Comparative studies of the noncovalent interactions in the single‐crystal packing of pyrene, pyrene‐4,5‐dione, and pyrene‐4,5,9,10‐tetraone

Pyrene‐4,5‐dione and pyrene‐4,5,9,10‐tetraone are K‐region oxidized derivatives of pyrene, which show interesting structural and electronic properties as well as useful application in organic electronic and optoelectronic devices. The single‐crystal structures of pyrene and pyrene‐4,5‐dione have been published, but the crystallographic data of pyrene‐4,5,9,10‐tetraone has not.
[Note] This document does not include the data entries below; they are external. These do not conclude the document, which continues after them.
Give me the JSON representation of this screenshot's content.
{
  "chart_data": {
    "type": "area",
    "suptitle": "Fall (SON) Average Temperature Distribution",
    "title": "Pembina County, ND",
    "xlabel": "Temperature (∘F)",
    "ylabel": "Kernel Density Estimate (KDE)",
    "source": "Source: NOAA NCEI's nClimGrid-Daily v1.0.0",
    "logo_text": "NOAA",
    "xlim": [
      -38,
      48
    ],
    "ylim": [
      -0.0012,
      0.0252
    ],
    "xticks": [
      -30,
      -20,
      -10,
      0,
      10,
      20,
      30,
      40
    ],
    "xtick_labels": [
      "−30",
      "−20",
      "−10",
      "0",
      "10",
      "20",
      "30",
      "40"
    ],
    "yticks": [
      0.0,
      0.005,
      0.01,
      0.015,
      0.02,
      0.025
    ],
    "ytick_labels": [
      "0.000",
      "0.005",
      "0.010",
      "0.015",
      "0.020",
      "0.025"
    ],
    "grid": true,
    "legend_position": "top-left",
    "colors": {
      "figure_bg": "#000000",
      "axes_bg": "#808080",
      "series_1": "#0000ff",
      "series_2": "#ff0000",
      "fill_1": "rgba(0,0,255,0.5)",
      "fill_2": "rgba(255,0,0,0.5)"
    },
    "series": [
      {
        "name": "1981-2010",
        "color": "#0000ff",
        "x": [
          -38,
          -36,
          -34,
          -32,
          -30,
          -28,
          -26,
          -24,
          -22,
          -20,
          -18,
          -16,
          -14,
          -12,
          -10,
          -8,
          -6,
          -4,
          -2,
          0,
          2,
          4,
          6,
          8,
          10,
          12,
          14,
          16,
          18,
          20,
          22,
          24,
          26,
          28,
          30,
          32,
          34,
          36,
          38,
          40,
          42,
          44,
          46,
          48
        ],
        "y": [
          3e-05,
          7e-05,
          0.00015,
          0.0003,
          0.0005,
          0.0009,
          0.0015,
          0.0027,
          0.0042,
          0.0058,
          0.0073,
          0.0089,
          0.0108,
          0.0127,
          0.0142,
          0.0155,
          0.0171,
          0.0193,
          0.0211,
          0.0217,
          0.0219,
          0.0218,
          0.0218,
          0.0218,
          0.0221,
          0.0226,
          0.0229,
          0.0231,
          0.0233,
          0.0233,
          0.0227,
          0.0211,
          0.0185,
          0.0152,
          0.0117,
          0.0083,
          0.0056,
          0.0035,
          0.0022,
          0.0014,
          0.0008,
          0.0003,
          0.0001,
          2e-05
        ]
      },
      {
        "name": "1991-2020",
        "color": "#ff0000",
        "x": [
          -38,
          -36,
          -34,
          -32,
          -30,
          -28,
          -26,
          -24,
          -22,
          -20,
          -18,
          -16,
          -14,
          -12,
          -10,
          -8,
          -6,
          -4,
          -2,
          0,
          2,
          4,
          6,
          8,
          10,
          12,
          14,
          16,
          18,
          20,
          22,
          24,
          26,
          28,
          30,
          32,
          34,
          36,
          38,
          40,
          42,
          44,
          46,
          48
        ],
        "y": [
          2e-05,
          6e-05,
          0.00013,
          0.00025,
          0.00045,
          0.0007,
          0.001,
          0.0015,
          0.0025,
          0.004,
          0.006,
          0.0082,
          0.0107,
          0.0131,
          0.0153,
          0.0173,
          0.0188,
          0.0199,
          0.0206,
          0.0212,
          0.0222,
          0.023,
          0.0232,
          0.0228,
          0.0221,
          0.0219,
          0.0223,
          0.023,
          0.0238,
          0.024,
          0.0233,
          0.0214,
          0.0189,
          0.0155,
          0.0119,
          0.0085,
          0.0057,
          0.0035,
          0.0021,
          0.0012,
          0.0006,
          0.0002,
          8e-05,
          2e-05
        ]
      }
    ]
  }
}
In this work, the single‐crystal structure of pyrene‐4,5,9,10‐tetraone has been clearly elucidated for the first time, and the detailed crystallographic properties were analyzed and discussed in comparison with those of pyrene and pyrene‐4,5‐dione. Various noncovalent interactions taking place within the supramolecular assemblies that exist in the crystal packing of these compounds were studied by Hirshfeld surface analysis and density functional theory (DFT) calculations. Our joint experimental and computational analyses provide fundamental understanding of the electron density properties, interaction energies, and frontier molecular orbital (FMO) properties for these pyrene systems and establish correlations of these properties with diverse supramolecular assembling motifs.